If a user suspects that the columns in their GWAS summary statistics might be mislabeled despite having unambiguous names (e.g., a column named EFFECT_ALLELE is actually the non-effect allele), then they should carefully investigate that and rename the columns accordingly before running MSS. I don't think it's our job to try to catch such cases.
@mykmal When working with one or a couple of GWAS I kind of agree with this. But for large-scale analyses (eg my project involves looking at thousands of GWAS datasets) manual inspection becomes impractical. Thus trying to automate as much as possible can be really helpful in these scenarios.
Thanks everyone for your input, closing this now but feel free to reopen if you want to discuss more.
The effect allele in a sumstats is not always the minor allele in a reference genome. As such, MSS does not assume that the effect allele is the minor allele. However this means that if the authors of sumstats mix up the naming of the A1 and A2 allele, MSS will not catch this mistake and will assume all effect columns relate to the major allele and will thus flip them to get the effect values relating to the minor allele. However if the columns were misnamed, we would not want the effect columns flipped.

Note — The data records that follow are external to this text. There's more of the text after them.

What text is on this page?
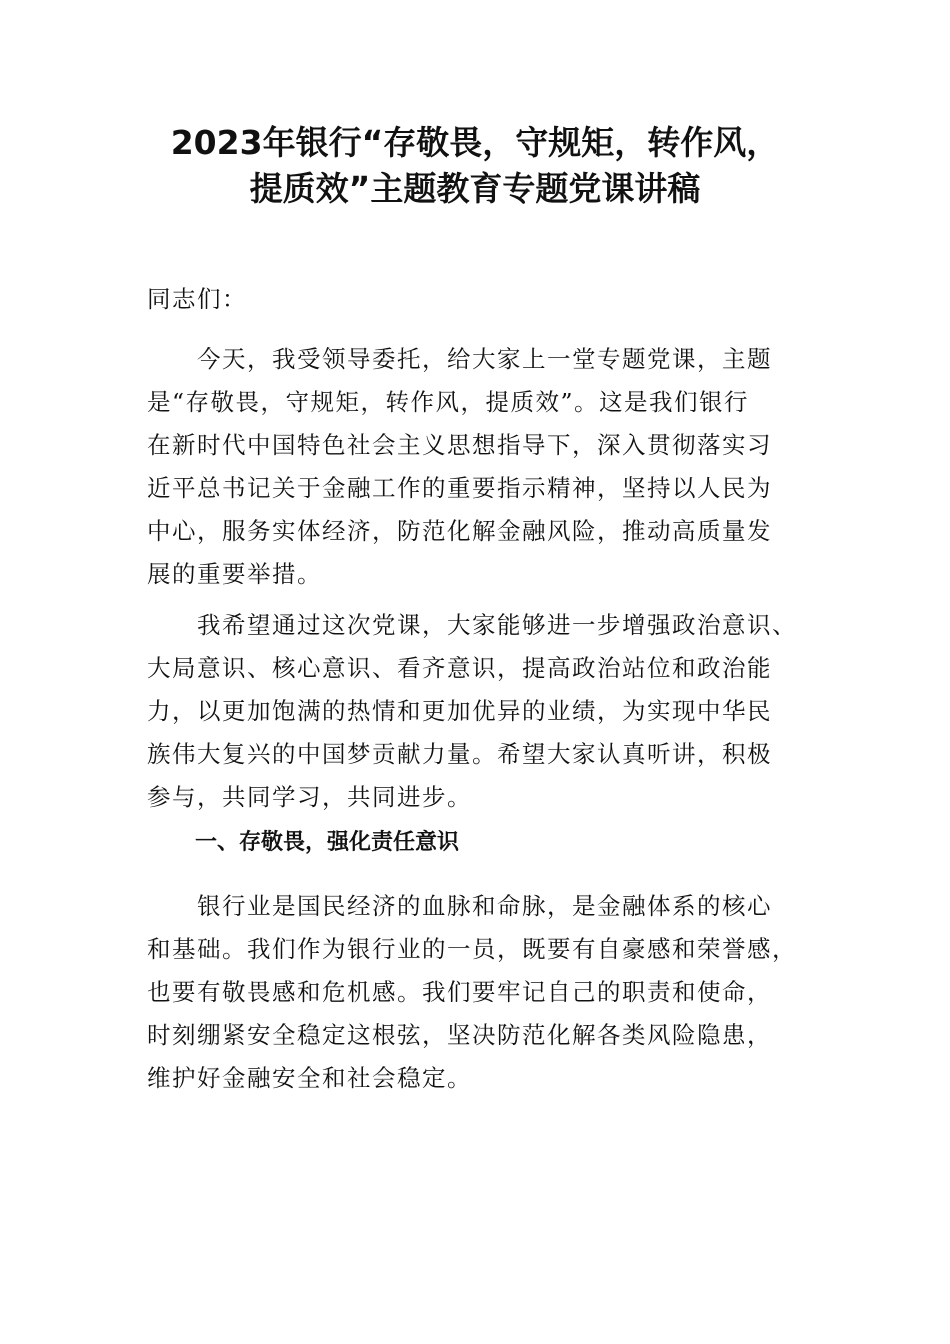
2023年银行“存敬畏，守规矩，转作风，
提质效”主题教育专题党课讲稿

同志们：

　　今天，我受领导委托，给大家上一堂专题党课，主题
是“存敬畏，守规矩，转作风，提质效”。这是我们银行
在新时代中国特色社会主义思想指导下，深入贯彻落实习
近平总书记关于金融工作的重要指示精神，坚持以人民为
中心，服务实体经济，防范化解金融风险，推动高质量发
展的重要举措。

　　我希望通过这次党课，大家能够进一步增强政治意识、
大局意识、核心意识、看齐意识，提高政治站位和政治能
力，以更加饱满的热情和更加优异的业绩，为实现中华民
族伟大复兴的中国梦贡献力量。希望大家认真听讲，积极
参与，共同学习，共同进步。

一、存敬畏，强化责任意识

　　银行业是国民经济的血脉和命脉，是金融体系的核心
和基础。我们作为银行业的一员，既要有自豪感和荣誉感，
也要有敬畏感和危机感。我们要牢记自己的职责和使命，
时刻绷紧安全稳定这根弦，坚决防范化解各类风险隐患，
维护好金融安全和社会稳定。
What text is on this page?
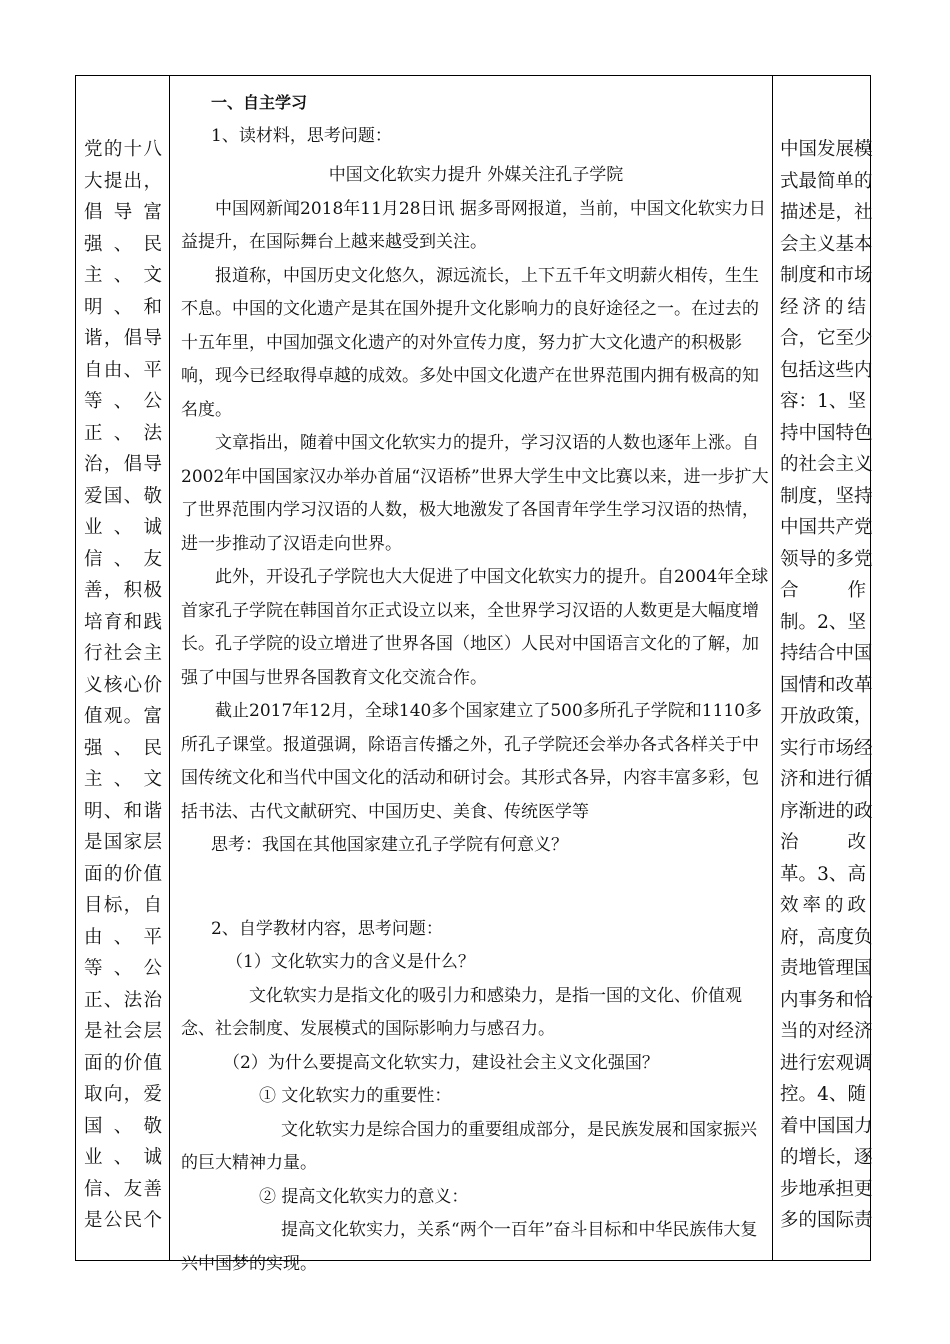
党的十八
大提出，
倡导富
强、民
主、文
明、和
谐，倡导
自由、平
等、公
正、法
治，倡导
爱国、敬
业、诚
信、友
善，积极
培育和践
行社会主
义核心价
值观。富
强、民
主、文
明、和谐
是国家层
面的价值
目标，自
由、平
等、公
正、法治
是社会层
面的价值
取向，爱
国、敬
业、诚
信、友善
是公民个

一、自主学习

1、读材料，思考问题：

中国文化软实力提升 外媒关注孔子学院

中国网新闻2018年11月28日讯 据多哥网报道，当前，中国文化软实力日益提升，在国际舞台上越来越受到关注。

报道称，中国历史文化悠久，源远流长，上下五千年文明薪火相传，生生不息。中国的文化遗产是其在国外提升文化影响力的良好途径之一。在过去的十五年里，中国加强文化遗产的对外宣传力度，努力扩大文化遗产的积极影响，现今已经取得卓越的成效。多处中国文化遗产在世界范围内拥有极高的知名度。

文章指出，随着中国文化软实力的提升，学习汉语的人数也逐年上涨。自2002年中国国家汉办举办首届“汉语桥”世界大学生中文比赛以来，进一步扩大了世界范围内学习汉语的人数，极大地激发了各国青年学生学习汉语的热情，进一步推动了汉语走向世界。

此外，开设孔子学院也大大促进了中国文化软实力的提升。自2004年全球首家孔子学院在韩国首尔正式设立以来，全世界学习汉语的人数更是大幅度增长。孔子学院的设立增进了世界各国（地区）人民对中国语言文化的了解，加强了中国与世界各国教育文化交流合作。

截止2017年12月，全球140多个国家建立了500多所孔子学院和1110多所孔子课堂。报道强调，除语言传播之外，孔子学院还会举办各式各样关于中国传统文化和当代中国文化的活动和研讨会。其形式各异，内容丰富多彩，包括书法、古代文献研究、中国历史、美食、传统医学等

思考：我国在其他国家建立孔子学院有何意义？

2、自学教材内容，思考问题：

（1）文化软实力的含义是什么？

文化软实力是指文化的吸引力和感染力，是指一国的文化、价值观念、社会制度、发展模式的国际影响力与感召力。

（2）为什么要提高文化软实力，建设社会主义文化强国？

① 文化软实力的重要性：

文化软实力是综合国力的重要组成部分，是民族发展和国家振兴的巨大精神力量。

② 提高文化软实力的意义：

提高文化软实力，关系“两个一百年”奋斗目标和中华民族伟大复兴中国梦的实现。

中国发展模
式最简单的
描述是，社
会主义基本
制度和市场
经济的结
合，它至少
包括这些内
容：1、坚
持中国特色
的社会主义
制度，坚持
中国共产党
领导的多党
合作
制。2、坚
持结合中国
国情和改革
开放政策，
实行市场经
济和进行循
序渐进的政
治改
革。3、高
效率的政
府，高度负
责地管理国
内事务和恰
当的对经济
进行宏观调
控。4、随
着中国国力
的增长，逐
步地承担更
多的国际责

I think an example of this is PMID:30846698, gwas data website: http://ftp.ebi.ac.uk/pub/databases/gwas/summary_statistics/GCST007001-GCST008000/GCST007560. Here they use ALLELE0 and ALLELE1 to be the non-effect and effect alleles respectively (taken from the README). However, the non-effect allele column are all minor alleles so we believe they misnamed these columns. However, MSS will not catch this as it does not assume the effect allele is the minor allele. An example SNP is rs10910006 which in the raw data had the reference allele as a G and the effect as an A but MSS flipped which is correct. So this means the effect values were also flipped by MSS.
To catch cases where the columns were mislabelled we would need to assume the effect column is the minor allele. I think it would be worthwhile to have as a parameter: effect_is_mionor_allele (default to FALSE as I'm not sure if this is a sensible assumption) for MSS.
It should be easy enough to implement by just checking which of the two effect columns match the reference genome more and assigning that an unambiguous name like non-effect column and the other as effect column (see my 'on reference genome' and called in
format_sumstats()
and 'infer reference genome build' and called informat_sumstats()
, checks in the package, it would be nearly identical to these). I think this check should be added on line 567 of format sumstats here.